To demonstrate the importance of using different accuracy metric, two different classification accuracy metrics were used - i.e. General Accuracy (ACC) and area under the Receiver Operating Characteristic (ROC) curve, or simply AUC.
Results of all ACC and AUC comparisons are available in a supplemental document as .pdf or .doc.
The following chart presents average accuracy results over all datasets (Avg), 35 All-Paired datasets (AP) and 9 One-Versus-All (OVA) datasets:

NOTE: Average accuracy is used only for ilustrational purposes. When comparing two or more classification methods, you are strongly advised to use so called Demsar's comparisons over multiple datasets methodology (Demsar, 2006) where Wilcoxon Signed Ranks Test is used to compare a pair of classifiers or alternatively Friedman's Test is used to compare multiple classifiers.

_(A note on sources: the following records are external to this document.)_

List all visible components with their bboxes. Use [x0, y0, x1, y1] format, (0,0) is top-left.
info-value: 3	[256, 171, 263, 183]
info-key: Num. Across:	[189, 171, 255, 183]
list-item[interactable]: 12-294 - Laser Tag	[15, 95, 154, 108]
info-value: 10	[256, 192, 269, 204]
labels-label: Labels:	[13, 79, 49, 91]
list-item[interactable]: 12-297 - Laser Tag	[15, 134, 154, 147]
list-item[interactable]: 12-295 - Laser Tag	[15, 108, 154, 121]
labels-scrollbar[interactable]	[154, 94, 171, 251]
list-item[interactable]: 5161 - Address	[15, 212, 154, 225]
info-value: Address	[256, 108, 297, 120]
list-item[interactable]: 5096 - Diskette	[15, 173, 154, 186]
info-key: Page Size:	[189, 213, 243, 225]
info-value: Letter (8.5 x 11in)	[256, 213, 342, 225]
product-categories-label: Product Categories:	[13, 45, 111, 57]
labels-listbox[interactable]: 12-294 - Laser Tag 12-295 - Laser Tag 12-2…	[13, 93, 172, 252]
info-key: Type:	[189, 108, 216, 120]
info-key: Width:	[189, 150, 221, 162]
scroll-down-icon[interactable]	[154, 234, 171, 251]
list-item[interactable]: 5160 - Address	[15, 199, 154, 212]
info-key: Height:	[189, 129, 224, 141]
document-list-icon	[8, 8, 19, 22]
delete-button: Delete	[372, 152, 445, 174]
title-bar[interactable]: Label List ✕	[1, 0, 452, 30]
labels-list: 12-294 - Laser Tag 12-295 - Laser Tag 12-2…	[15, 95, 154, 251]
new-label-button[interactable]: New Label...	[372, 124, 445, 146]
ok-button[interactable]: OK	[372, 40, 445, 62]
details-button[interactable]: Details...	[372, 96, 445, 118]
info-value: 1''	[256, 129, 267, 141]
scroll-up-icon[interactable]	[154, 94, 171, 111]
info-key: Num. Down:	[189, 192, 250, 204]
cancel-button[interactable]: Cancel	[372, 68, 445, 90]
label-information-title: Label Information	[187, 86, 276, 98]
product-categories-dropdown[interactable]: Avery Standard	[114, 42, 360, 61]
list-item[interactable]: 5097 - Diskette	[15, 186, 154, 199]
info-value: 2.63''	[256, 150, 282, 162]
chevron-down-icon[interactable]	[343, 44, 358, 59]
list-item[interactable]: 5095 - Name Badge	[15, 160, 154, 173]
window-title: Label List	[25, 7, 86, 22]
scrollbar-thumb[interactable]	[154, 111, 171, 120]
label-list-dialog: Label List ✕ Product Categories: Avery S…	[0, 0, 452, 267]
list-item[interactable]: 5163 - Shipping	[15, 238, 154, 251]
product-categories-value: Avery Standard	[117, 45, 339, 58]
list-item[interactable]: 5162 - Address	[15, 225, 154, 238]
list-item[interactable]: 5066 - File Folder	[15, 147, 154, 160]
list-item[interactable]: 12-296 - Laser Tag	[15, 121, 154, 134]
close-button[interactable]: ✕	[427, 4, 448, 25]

In the next chart AUC metric can be observed for different number of selected features using SVM-RFE and later classified by SVM:

By comparing results using ACC and AUC metrics one can observe the difference that is a consequence of highly unbalanced OVA datasets in terms of samples from class 1 (observed tumor samples) and class 2 (other samples). Especially in OVA datasets, we can clearly see that using AUC metric a stabilization of AUC can be defined (increasing the number of selected genes does not increase AUC anymore from 64 genes onward).
Multiple runs of randomized and stratified cross-validation loops are recommended for higher reliability of obtained results.
Ambroise, C., McLachlan G.J., (2002) Selection bias in gene extraction on the basis of microarray gene-expression data, Proc Natl Acad Sci USA 2002, 99:6562-6566.
Demsar, J., (2006) Statistical Comparisons of Classifiers over Multiple Data Sets, Journal of Machine Learning Research, 7(Jan):1--30.